Prophylaxis against deep venous thrombosis should be performed prior to the induction of anesthesia and may include subcutaneous heparin or one of the low molecular weight heparin agents. In addition, graded lower extremity compression stockings and sequential pneumatic compression devices also should be applied intraoperatively and their use should be continued postoperatively until the patient is walking.

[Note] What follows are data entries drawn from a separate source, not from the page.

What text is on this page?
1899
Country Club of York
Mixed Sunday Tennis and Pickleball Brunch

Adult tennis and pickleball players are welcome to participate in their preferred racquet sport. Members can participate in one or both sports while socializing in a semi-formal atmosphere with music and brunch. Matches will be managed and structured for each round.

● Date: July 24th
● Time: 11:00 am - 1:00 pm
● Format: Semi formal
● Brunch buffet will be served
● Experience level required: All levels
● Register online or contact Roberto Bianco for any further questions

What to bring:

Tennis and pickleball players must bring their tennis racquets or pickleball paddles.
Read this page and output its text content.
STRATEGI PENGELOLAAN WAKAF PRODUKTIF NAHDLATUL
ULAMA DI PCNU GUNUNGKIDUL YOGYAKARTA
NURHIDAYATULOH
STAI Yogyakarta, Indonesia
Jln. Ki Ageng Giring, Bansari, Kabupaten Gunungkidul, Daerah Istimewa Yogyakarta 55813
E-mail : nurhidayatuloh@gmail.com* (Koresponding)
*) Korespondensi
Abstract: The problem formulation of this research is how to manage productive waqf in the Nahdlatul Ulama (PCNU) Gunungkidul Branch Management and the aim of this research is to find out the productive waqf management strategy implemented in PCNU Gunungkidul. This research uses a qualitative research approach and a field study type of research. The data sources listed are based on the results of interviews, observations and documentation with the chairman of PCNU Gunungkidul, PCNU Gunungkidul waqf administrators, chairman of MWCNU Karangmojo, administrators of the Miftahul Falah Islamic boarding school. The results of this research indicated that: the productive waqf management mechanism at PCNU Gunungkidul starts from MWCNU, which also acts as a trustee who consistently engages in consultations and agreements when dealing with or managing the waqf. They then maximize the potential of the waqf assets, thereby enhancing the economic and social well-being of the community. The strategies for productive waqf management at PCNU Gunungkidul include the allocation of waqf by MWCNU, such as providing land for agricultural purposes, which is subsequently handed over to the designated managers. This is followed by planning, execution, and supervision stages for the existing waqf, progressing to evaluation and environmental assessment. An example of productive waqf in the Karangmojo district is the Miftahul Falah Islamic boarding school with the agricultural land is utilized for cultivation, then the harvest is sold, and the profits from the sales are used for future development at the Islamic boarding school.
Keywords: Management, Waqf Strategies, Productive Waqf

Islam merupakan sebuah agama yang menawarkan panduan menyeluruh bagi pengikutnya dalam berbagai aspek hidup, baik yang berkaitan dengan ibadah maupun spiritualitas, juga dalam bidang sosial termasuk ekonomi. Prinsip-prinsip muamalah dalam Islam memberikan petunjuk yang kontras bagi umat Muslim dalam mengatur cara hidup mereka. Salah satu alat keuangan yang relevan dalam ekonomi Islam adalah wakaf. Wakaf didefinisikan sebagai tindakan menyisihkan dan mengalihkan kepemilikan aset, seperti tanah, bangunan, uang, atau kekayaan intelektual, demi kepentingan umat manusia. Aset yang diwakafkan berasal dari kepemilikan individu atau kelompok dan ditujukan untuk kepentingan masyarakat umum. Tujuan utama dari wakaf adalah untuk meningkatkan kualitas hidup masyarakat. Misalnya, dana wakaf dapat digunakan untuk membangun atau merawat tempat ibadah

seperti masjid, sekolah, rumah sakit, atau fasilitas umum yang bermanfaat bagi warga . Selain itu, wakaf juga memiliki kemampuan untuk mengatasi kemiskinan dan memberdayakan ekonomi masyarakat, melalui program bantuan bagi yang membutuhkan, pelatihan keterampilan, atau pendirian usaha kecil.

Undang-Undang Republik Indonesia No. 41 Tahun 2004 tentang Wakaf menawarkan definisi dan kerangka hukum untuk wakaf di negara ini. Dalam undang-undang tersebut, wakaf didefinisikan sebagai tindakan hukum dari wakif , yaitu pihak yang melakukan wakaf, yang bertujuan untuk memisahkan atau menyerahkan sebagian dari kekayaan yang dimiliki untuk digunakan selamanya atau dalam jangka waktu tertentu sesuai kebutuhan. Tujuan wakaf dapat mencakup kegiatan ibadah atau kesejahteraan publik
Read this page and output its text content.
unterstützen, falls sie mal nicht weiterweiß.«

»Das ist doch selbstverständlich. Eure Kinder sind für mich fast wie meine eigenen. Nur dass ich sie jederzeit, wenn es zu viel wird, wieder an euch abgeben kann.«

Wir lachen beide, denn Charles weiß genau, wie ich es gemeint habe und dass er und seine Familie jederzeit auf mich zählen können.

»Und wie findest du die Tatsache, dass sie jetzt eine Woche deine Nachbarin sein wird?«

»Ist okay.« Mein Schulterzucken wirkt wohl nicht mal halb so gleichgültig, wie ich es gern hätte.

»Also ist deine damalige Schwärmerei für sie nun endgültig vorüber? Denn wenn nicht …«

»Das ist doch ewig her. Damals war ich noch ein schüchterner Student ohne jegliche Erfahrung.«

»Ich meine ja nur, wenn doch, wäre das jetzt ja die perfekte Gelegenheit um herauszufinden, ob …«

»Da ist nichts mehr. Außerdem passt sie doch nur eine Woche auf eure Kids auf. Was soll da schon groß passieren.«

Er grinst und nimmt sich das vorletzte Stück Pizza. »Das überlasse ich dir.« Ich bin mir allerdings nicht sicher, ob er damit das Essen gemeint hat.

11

Surgery is the primary treatment of localized colon cancer and in many cases will be the only treatment that is necessary. The surgical principles for resectable, nonmetastatic colon cancer include colectomy with complete, en bloc removal of regional lymph nodes following the principles of oncologic resection. These principles are:
Resection of the cancer-containing bowel and the wedge of mesentery associated with the arterial supply of the affected segment, including the regional lymph nodes
Ligation of the feeding vessel at its origin
Removal or biopsy of suspicious lymph nodes that are located outside the field of resection
Unresected positive lymph nodes indicate an incomplete resection
Minimum proximal and distal resection margins are 5 cm
A minimum of 12 mesenteric lymph nodes should be found and examined for accurate staging
No specific margin is recommended for clearance of the terminal ileum for patients with right colon cancer undergoing resection other than that defined by vascular supply because mural spread to the ileum is rare.